In the web interface, you can conveniently manage datasets:
-
Create Dataset: Click the "Create New" button.
-
Fill in Dataset Information:
- Enter the dataset name
- Select the file type for the dataset
-
Upload Data Files: Upload corresponding data files based on the selected file type.
-
Save Dataset: After completing the configuration, save it. The dataset will be available for selection in conversations.
File Management

In the file management interface, you can manage and visualize files in datasets:
-
Select Dataset: Choose the corresponding dataset from the dropdown list.
-
Upload Files: Upload files to the selected dataset.
-
View Parsing Progress: The system will display file parsing progress and provide real-time status feedback.
-
Visualize Knowledge Graph: After file parsing is complete, click the "Visualization" button to view the knowledge graph visualization for that dataset.
4.2 Terminal Interactive Mode
If you want to interact with YiGraph directly through the command line, execute in the project root directory:
python aag/main.py
After startup, the system will enter terminal interactive mode. Users can input questions according to terminal prompts, and YiGraph will complete the analysis and output results in the command line.

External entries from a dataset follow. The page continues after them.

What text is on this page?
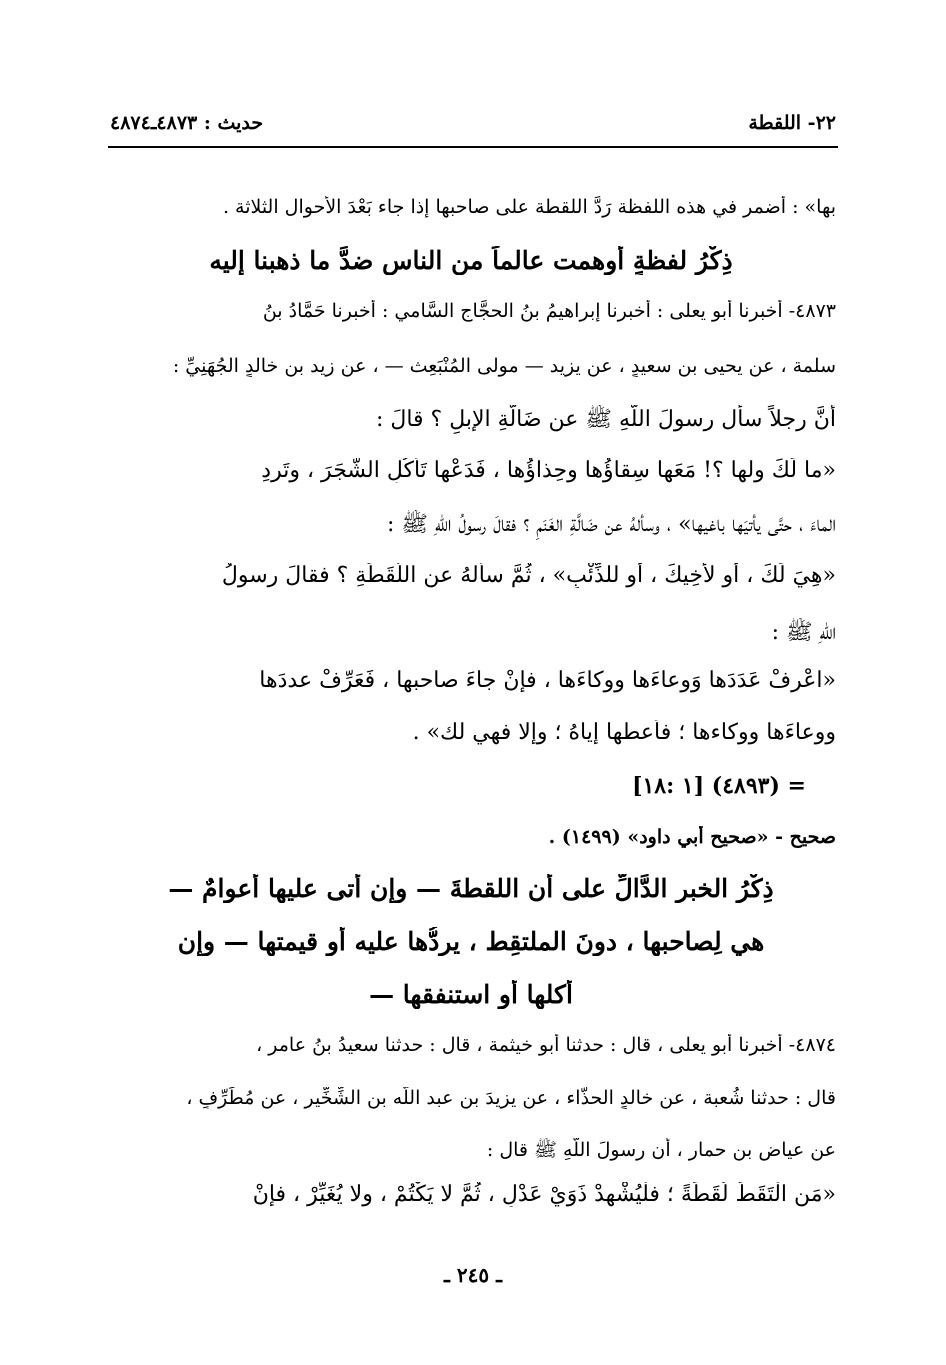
٢٢- اللقطة
حديث : ٤٨٧٣ـ٤٨٧٤
بها» : أضمر في هذه اللفظة رَدَّ اللقطة على صاحبها إذا جاء بَعْدَ الأَحوال الثلاثة .
ذِكْرُ لفظةٍ أوهمت عالماً من الناس ضدَّ ما ذهبنا إليه
٤٨٧٣- أخبرنا أبو يعلى : أخبرنا إبراهيمُ بنُ الحجَّاج السَّامي : أخبرنا حَمَّادُ بنُ
سلمة ، عن يحيى بن سعيدٍ ، عن يزيد — مولى المُنْبَعِث — ، عن زيد بن خالدٍ الجُهَنِيِّ :
أنَّ رجلاً سأل رسولَ اللّهِ ﷺ عن ضَالَّةِ الإبلِ ؟ قالَ :
«ما لَكَ ولها ؟! مَعَها سِقاؤُها وحِذاؤُها ، فَدَعْها تَأْكُلِ الشَّجَرَ ، وتَرِدِ
الماءَ ، حتَّى يأتيَها باغيها» ، وسألهُ عن ضَالَّةِ الغَنَمِ ؟ فقالَ رسولُ اللّهِ ﷺ :
«هِيَ لَكَ ، أو لأَخِيكَ ، أو للذِّئْبِ» ، ثُمَّ سألهُ عن اللُّقَطَةِ ؟ فقالَ رسولُ
اللّهِ ﷺ :
«اعْرِفْ عَدَدَها وَوِعاءَها ووكاءَها ، فإنْ جاءَ صاحبها ، فَعَرِّفْ عددَها
ووعاءَها ووكاءها ؛ فأعطها إياهُ ؛ وإلا فهي لك» .
= (٤٨٩٣) [١ :١٨]
صحيح - «صحيح أبي داود» (١٤٩٩) .
ذِكْرُ الخبرِ الدَّالِّ على أن اللقطةَ — وإن أتى عليها أعوامٌ —
هي لِصاحبها ، دونَ الملتقِط ، يردُّها عليه أو قيمتها — وإن
أكلها أو استنفقها —
٤٨٧٤- أخبرنا أبو يعلى ، قال : حدثنا أبو خيثمة ، قال : حدثنا سعيدُ بنُ عامر ،
قال : حدثنا شُعبة ، عن خالدٍ الحذَّاء ، عن يزيدَ بنِ عبد اللّه بن الشِّخِّير ، عن مُطَرِّفٍ ،
عن عياض بن حمار ، أن رسولَ اللّهِ ﷺ قال :
«مَنِ الْتَقَطَ لُقَطَةً ؛ فلْيُشْهِدْ ذَوَيْ عَدْلٍ ، ثُمَّ لا يَكْتُمْ ، ولا يُغَيِّرْ ، فإنْ
ـ ٢٤٥ ـ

Terminal Interactive Usage Guide
Basic steps for using terminal interactive mode:
-
View Available Datasets: Use commands to view available datasets in the system.
-
Select Dataset: Select the dataset you want to use according to the prompts.
-
Enter Questions: Directly input your business questions or analysis requirements in the terminal.
-
View Results: The system will display the analysis process and final results in real-time in the terminal.
This mode is mainly used for development debugging, algorithm verification, or quick testing scenarios.
5. Using YiGraph
Regardless of whether you use Web mode or Terminal mode, the basic usage process of YiGraph is consistent:
-
Start the corresponding running mode
-
Input natural language business questions according to prompts
-
The system automatically completes task understanding, analysis execution, and result generation
For more advanced features, parameter descriptions, and usage examples, please refer to the project's README documentation or operation prompts in the interface.
6. Common Issues and Suggestions
- GPU device unavailable: Please confirm that
embedding.deviceis set correctly - Port conflict: Check if graph database and vector database services are started
- Model cannot be loaded: Confirm that API Key and model name are valid
For batch mode, more model configurations, or advanced usage, please further consult the official documentation or source code comments.